Illinois Workers’ Compensation Explained
Chapter 4 – Accidental Injury
This chapter discusses the types of accidents that are covered by the workers’ compensation act, as well as the specific requirements that an accident “arise out of” and be “in the course of” the employment.
The Workers’ Compensation Act requires that an employee sustain an accident at work which “arises out of” and “in the course of” their employment. We’ll touch on the what is necessary to establish each of these required facts.
1. Types of Accidents
A. Single Event Trauma
There are a few “types” of accidents that are important to workers’ compensation. The first is the common “single event” sort of accident. This is an accident that is traceable to a specific time place and cause. Some common examples would be a falls, being hit by a forklift, and bending and lifting accidents. Common in these situations is an immediate onset of pain, although frequently an employee is not certain they have injured themselves until a few minutes or hours have passed and the pain continues to worsen.
B. Repetitive Trauma
Another common type of accident is one involving repetitive or cumulative trauma. In these claims there is no single event that is responsible for the onset of the injury, but rather the injury was caused by repeated activity over the course of several hours, days, weeks or months. The more common examples of repetitive trauma are the nerve compression syndromes, such as carpal tunnel syndrome, cubital tunnel syndrome, and tendonitis type injuries.
C. Psychological Injuries
We have left, for the time being, a discussion of psychological injuries. These can result from no specific or direct trauma to the person but by the situation at hand causing a severe psychological shock to the employee. Analysis of this sort of injury is very complicated not capable of being explained in a few paragraphs.
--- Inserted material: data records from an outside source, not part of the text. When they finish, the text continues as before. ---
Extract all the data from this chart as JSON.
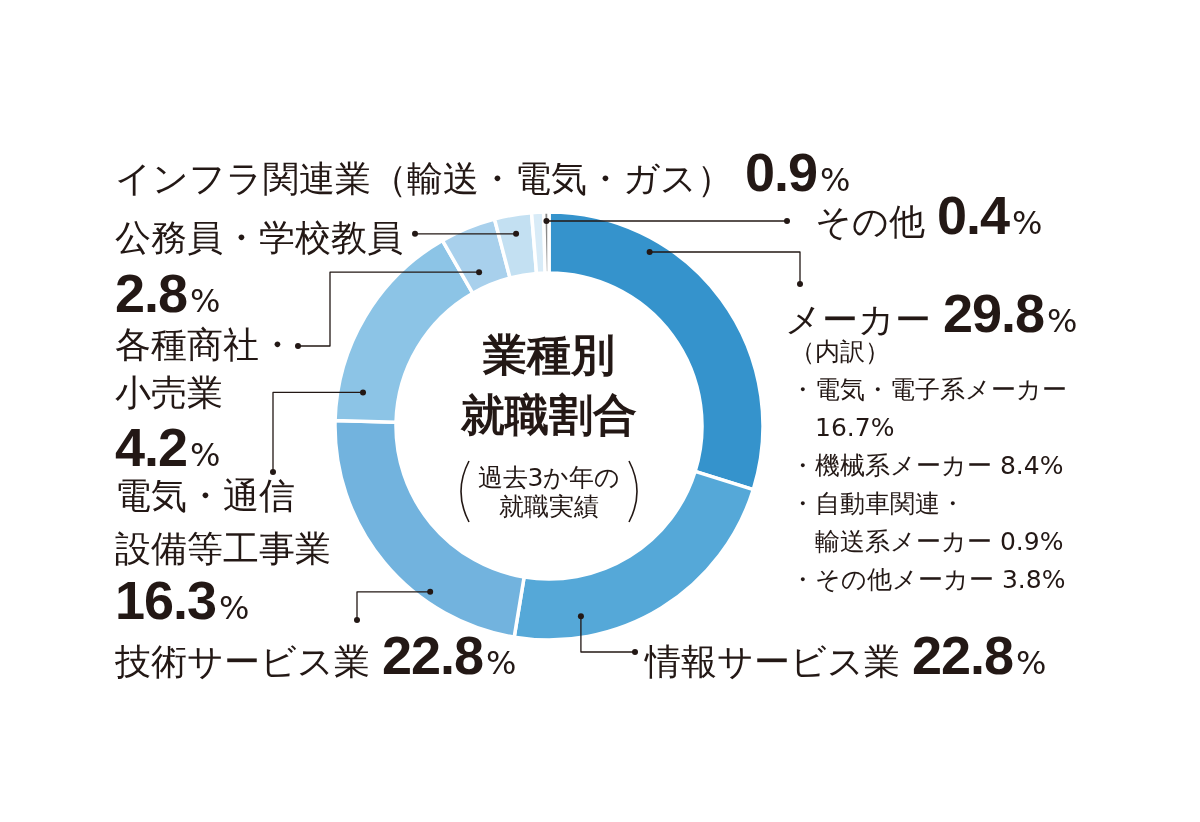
{
  "chart_data": {
    "type": "donut",
    "title": "業種別就職割合",
    "subtitle": "過去3か年の就職実績",
    "categories": [
      "メーカー",
      "情報サービス業",
      "技術サービス業",
      "電気・通信設備等工事業",
      "各種商社・小売業",
      "公務員・学校教員",
      "インフラ関連業（輸送・電気・ガス）",
      "その他"
    ],
    "values": [
      29.8,
      22.8,
      22.8,
      16.3,
      4.2,
      2.8,
      0.9,
      0.4
    ],
    "colors": [
      "#3593cc",
      "#55a8d8",
      "#72b3de",
      "#8cc4e6",
      "#a8d0ec",
      "#c3e0f2",
      "#d8ebf7",
      "#8a8a8a"
    ],
    "value_labels": [
      "29.8%",
      "22.8%",
      "22.8%",
      "16.3%",
      "4.2%",
      "2.8%",
      "0.9%",
      "0.4%"
    ],
    "annotations": [
      "（内訳）",
      "・電気・電子系メーカー 16.7%",
      "・機械系メーカー 8.4%",
      "・自動車関連・輸送系メーカー 0.9%",
      "・その他メーカー 3.8%"
    ]
  }
}
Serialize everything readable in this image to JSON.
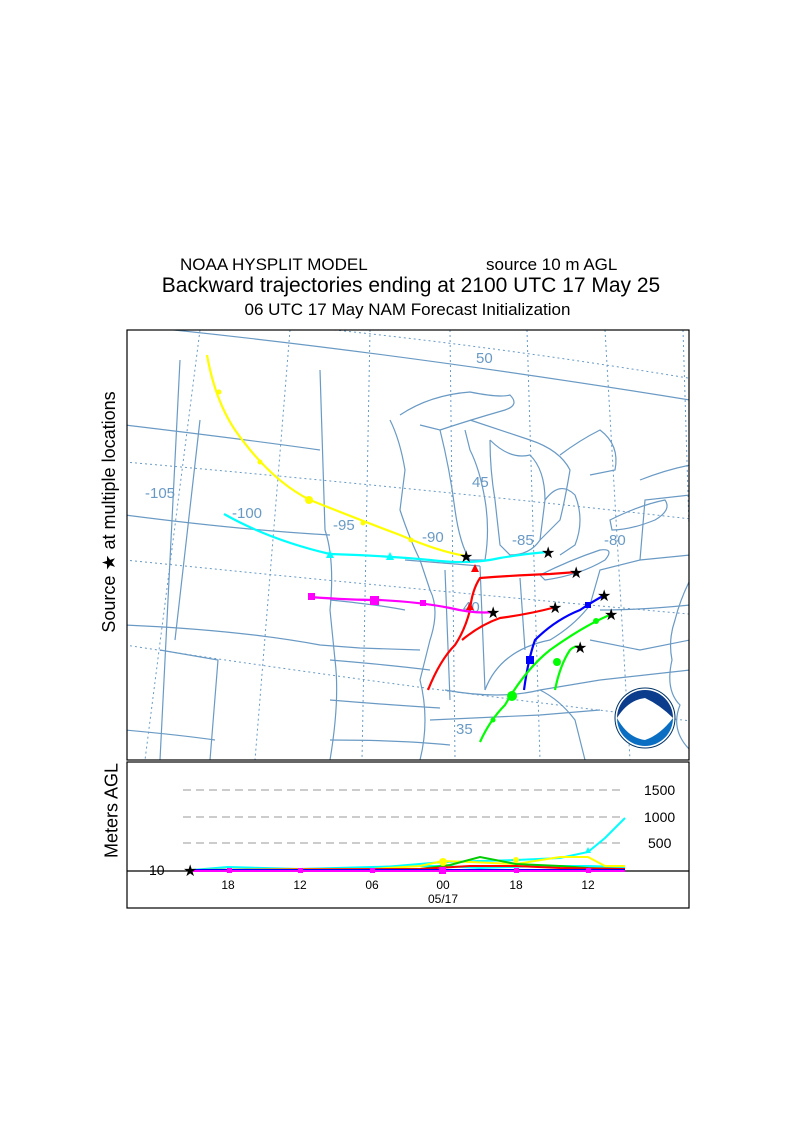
{
  "header": {
    "model": "NOAA HYSPLIT MODEL",
    "source": "source 10 m AGL",
    "title": "Backward trajectories ending at 2100 UTC 17 May 25",
    "subtitle": "06 UTC 17 May    NAM   Forecast Initialization"
  },
  "side_label": "Source ★  at multiple locations",
  "map": {
    "lon_labels": [
      "-105",
      "-100",
      "-95",
      "-90",
      "-85",
      "-80"
    ],
    "lat_labels": [
      "50",
      "45",
      "40",
      "35"
    ]
  },
  "height_panel": {
    "ylabel": "Meters AGL",
    "y_ticks": [
      "1500",
      "1000",
      "500"
    ],
    "base_label": "10",
    "x_ticks": [
      "18",
      "12",
      "06",
      "00",
      "18",
      "12"
    ],
    "date_label": "05/17"
  },
  "logo_text": "noaa",
  "colors": {
    "yellow": "#ffff00",
    "cyan": "#00ffff",
    "red": "#ff0000",
    "magenta": "#ff00ff",
    "blue": "#0000ff",
    "green": "#00ff00",
    "geo": "#6a9ac4"
  }
}
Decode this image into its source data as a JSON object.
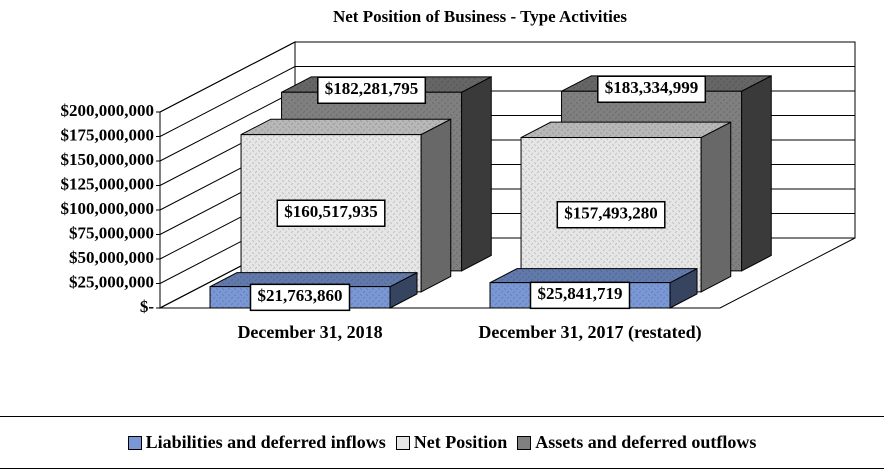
{
  "chart_data": {
    "type": "bar3d",
    "title": "Net Position of Business - Type Activities",
    "categories": [
      "December 31, 2018",
      "December 31, 2017 (restated)"
    ],
    "series": [
      {
        "name": "Liabilities and deferred inflows",
        "color": "#7b98d6",
        "values": [
          21763860,
          25841719
        ],
        "value_labels": [
          "$21,763,860",
          "$25,841,719"
        ]
      },
      {
        "name": "Net Position",
        "color": "#e6e6e6",
        "values": [
          160517935,
          157493280
        ],
        "value_labels": [
          "$160,517,935",
          "$157,493,280"
        ]
      },
      {
        "name": "Assets and deferred outflows",
        "color": "#808080",
        "values": [
          182281795,
          183334999
        ],
        "value_labels": [
          "$182,281,795",
          "$183,334,999"
        ]
      }
    ],
    "ylim": [
      0,
      200000000
    ],
    "yticks": [
      {
        "value": 0,
        "label": "$-"
      },
      {
        "value": 25000000,
        "label": "$25,000,000"
      },
      {
        "value": 50000000,
        "label": "$50,000,000"
      },
      {
        "value": 75000000,
        "label": "$75,000,000"
      },
      {
        "value": 100000000,
        "label": "$100,000,000"
      },
      {
        "value": 125000000,
        "label": "$125,000,000"
      },
      {
        "value": 150000000,
        "label": "$150,000,000"
      },
      {
        "value": 175000000,
        "label": "$175,000,000"
      },
      {
        "value": 200000000,
        "label": "$200,000,000"
      }
    ],
    "grid": true,
    "legend": "bottom"
  }
}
We would strongly suggest you consult with an attorney in the event you have questions about psychological injuries.
2. Arising Out Of
Just because a person suffers an accidental injury or onset of a medical condition while at work is not alone sufficient to allow for the recovery of workers’ compensation benefits. The accidental injury must “arise out of” some risk associated with the employment. That is, the employee is performing some activity in furtherance of the employer’s interest or incidental thereto.
An injury “arises out of” the employment if it occurs as a result of a risk connected with or incidental to the employment. The mere fact that the person was at the location of the injury because of his employment (in the course of the employment), alone, is insufficient.
In determining whether an injury arises out of the employment, the courts focus on the degree of risk of injury present to the employee, as compared to that to which the general public is exposed. If the employment creates a risk of injury greater than that to which the general public is exposed, then it can be considered to arise out of the employment. A few examples may be helpful:
- You are at work and bend over to tie your shoelace and injure your back in the process. This accident probably does not arise out of the employment, although some arguments could be made depending on the circumstances.
- You bend over to pick up a box of parts at work and injure your back. This accident probably is arising out of the employment. The risk of injury by picking up the box of parts is clearly employment related.
- You are sitting at your desk and have a heart attack. Without knowing more, this is probably not arising out of the employment. There was nothing about the employment that increased the risk of having a heart attack as far as we know.
- You are lifting heavy logs and carrying them away from a cutting field when you have the onset of a heart attack. This is probably an accident arising out of the employment as lifting and carrying heavy objects puts excessive strain on the heart which can result in a heart attack.
We will also briefly state that there is an exception to the requirement that an accidental injury “arise out of “ the employment known as the personal comfort doctrine. If the injury in question happens while the employee is performing some action that, though not necessary in furtherance of the employer’s interest, is reasonably related to the employee’s personal comfort, the injuries can be covered. In such situations, the law focuses whether the employer retained control over the employee at the time of the injury, whether the employee exposed himself to an unreasonable risk outside of their normal duties, and whether the employer knew of the conduct and had no objection to it.
3. In the Course Of
In the course of employment merely refers to the accident having occurred at work and during working hours. As simple of a question as this may seem, in practice it is not as simple.
Injuries that occur while going to work or coming from work may also be covered if there is some connection to the employment. The same can be said for Injuries that happen at work, but while off the clock. A fall in the employer’s parking lot after work may be covered depending on the circumstances. Travelling employees are also generally considered to be covered 24/7 while travelling as they are in that position due to their employment in the first place.